Writing to the independent commission, which is due to report in February, the Green Party’s Jeremy Caddick says: “It is known that global warming will result in significant sea level rise in coming decades that will affect a large proportion of the Cambridgeshire and Peterborough area. Will the commission face up honestly to the scale of the threat?”
Mr Caddick, who will stand for the party in Abbey division for the county council elections in May, laid down two more challenges to the commission on addressing the management of peatland and ensuring future development is sustainable.
He told the Cambridge Independent: “Research prepared for Cambridgeshire County Council’s Climate Strategy indicates that the peatland emits nearly as much greenhouse gas as all other human activity in the county. The good news is that our fenland soil can, with the correct management, be turned from a massive emitter of greenhouse gases into a huge sink. Allowing water back into the fens would be part of this, but it would mean a huge change for farming.”
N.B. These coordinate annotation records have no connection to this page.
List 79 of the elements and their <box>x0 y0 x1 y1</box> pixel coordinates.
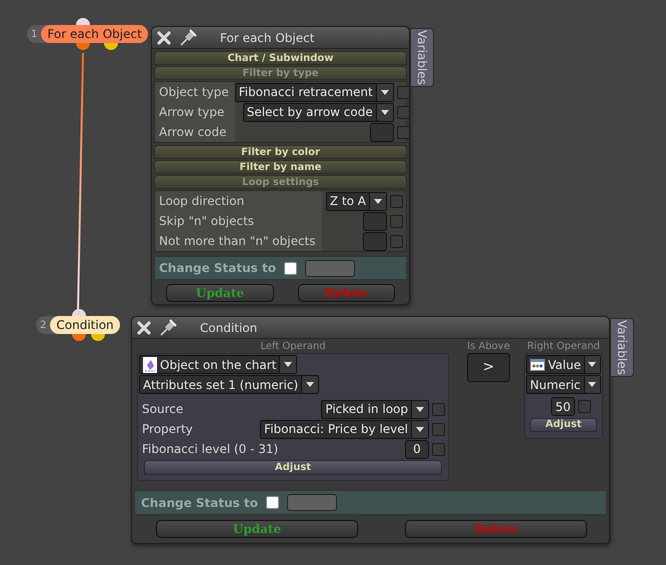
section-header[interactable]: Chart / Subwindow <box>154 51 407 65</box>
caret-icon <box>305 381 316 388</box>
dropdown[interactable]: Value <box>526 355 601 374</box>
checkbox[interactable] <box>396 106 410 118</box>
window-title: For each Object <box>220 30 314 46</box>
status-field[interactable] <box>304 260 355 276</box>
input-port[interactable] <box>72 309 86 316</box>
caret-icon <box>415 426 425 432</box>
output-port[interactable] <box>72 334 86 341</box>
number-field[interactable] <box>370 122 394 142</box>
number-field[interactable] <box>363 212 387 230</box>
caret-icon <box>415 406 425 412</box>
field-label: Property <box>142 421 193 438</box>
number-field[interactable]: 0 <box>405 440 429 458</box>
checkbox[interactable] <box>390 214 403 228</box>
caret-icon <box>380 88 390 96</box>
checkbox[interactable] <box>432 442 445 456</box>
operator-caption: Is Above <box>467 341 510 353</box>
dropdown[interactable]: Z to A <box>326 192 387 210</box>
shape-icon <box>143 356 157 372</box>
dropdown[interactable]: Numeric <box>526 375 601 394</box>
operand-caption: Right Operand <box>527 341 600 353</box>
output-port[interactable] <box>91 334 105 341</box>
dropdown[interactable]: Fibonacci: Price by level <box>260 420 429 438</box>
variables-tab[interactable]: Variables <box>610 318 634 377</box>
close-icon[interactable] <box>136 320 152 336</box>
checkbox[interactable] <box>432 402 445 416</box>
checkbox[interactable] <box>396 86 410 98</box>
field-label: Not more than "n" objects <box>155 231 322 251</box>
dropdown[interactable]: Picked in loop <box>321 400 429 418</box>
adjust-button[interactable]: Adjust <box>144 460 442 475</box>
pin-icon[interactable] <box>158 318 178 338</box>
node-label: For each Object <box>41 25 148 43</box>
operand-caption: Left Operand <box>260 341 326 353</box>
field-label: Arrow type <box>155 102 235 122</box>
checkbox[interactable] <box>390 234 403 248</box>
adjust-button[interactable]: Adjust <box>530 418 597 432</box>
field-label: Fibonacci level (0 - 31) <box>142 441 278 458</box>
checkbox[interactable] <box>284 262 297 274</box>
output-port[interactable] <box>76 43 90 50</box>
field-label: Loop direction <box>155 191 322 211</box>
number-field[interactable] <box>363 232 387 250</box>
node-number: 1 <box>30 28 38 42</box>
caret-icon <box>587 381 598 388</box>
caret-icon <box>380 108 390 116</box>
dropdown[interactable]: Fibonacci retracement <box>234 82 394 102</box>
variables-tab[interactable]: Variables <box>410 28 434 87</box>
flow-node[interactable]: 2 Condition <box>36 316 120 334</box>
node-label: Condition <box>50 316 120 334</box>
dropdown[interactable]: Attributes set 1 (numeric) <box>139 375 320 394</box>
field-label: Skip "n" objects <box>155 211 322 231</box>
checkbox[interactable] <box>578 400 591 413</box>
checkbox[interactable] <box>266 496 279 509</box>
node-number: 2 <box>39 318 48 332</box>
checkbox[interactable] <box>396 126 410 138</box>
field-label: Source <box>142 401 184 418</box>
window-icon <box>530 358 545 370</box>
pin-icon[interactable] <box>178 28 198 48</box>
status-label: Change Status to <box>159 260 276 277</box>
status-field[interactable] <box>286 494 337 511</box>
section-header[interactable]: Filter by name <box>154 160 407 174</box>
input-port[interactable] <box>76 18 90 25</box>
flow-node[interactable]: 1 For each Object <box>27 25 148 43</box>
dropdown[interactable]: Select by arrow code <box>242 102 394 122</box>
operator-button[interactable]: > <box>467 353 510 382</box>
checkbox[interactable] <box>432 422 445 436</box>
caret-icon <box>373 198 383 204</box>
caret-icon <box>283 361 294 368</box>
dropdown[interactable]: Object on the chart <box>139 355 298 374</box>
close-icon[interactable] <box>156 30 172 46</box>
field-label: Object type <box>155 82 235 102</box>
window-title: Condition <box>200 320 258 336</box>
checkbox[interactable] <box>390 194 403 208</box>
caret-icon <box>587 361 598 368</box>
output-port[interactable] <box>104 43 118 50</box>
section-header[interactable]: Filter by color <box>154 145 407 159</box>
status-label: Change Status to <box>141 494 258 512</box>
number-field[interactable]: 50 <box>551 397 575 416</box>
field-label: Arrow code <box>155 122 235 142</box>
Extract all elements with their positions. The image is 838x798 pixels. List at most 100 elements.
And calling for a reality check on the level of development proposed for the region, his letter recommends that all new homes must conform to carbon neutral standards and that the Oxford-Cambridge expressway is cancelled.
“It is, to put it bluntly, fanciful to pretend that the number of houses being planned for this region can be built sustainably. Will the commission have the courage to say this in the face of entrenched and powerful political interests that stand to gain from development on this scale?” he writes.
Mr Caddick said the party “warmly welcomes” the commission and urged it not to “shy away from pointing out uncomfortable facts and making radical recommendations”.
He said: “We need to think big now, because we are not going to get a second chance.
“This all boils down to a question of political will. Does the commission have the vision and courage to recommend strategies that will actually get to grips with the problem, and do the mayor and the Combined Authority have the will to implement them?”
Mr Palmer has pledged that the commission, chaired by Baroness Brown of Cambridge, Julia King, will provide “what no other local area has: a strong evidence base and a well thought through plan of action, based on local environmental needs”.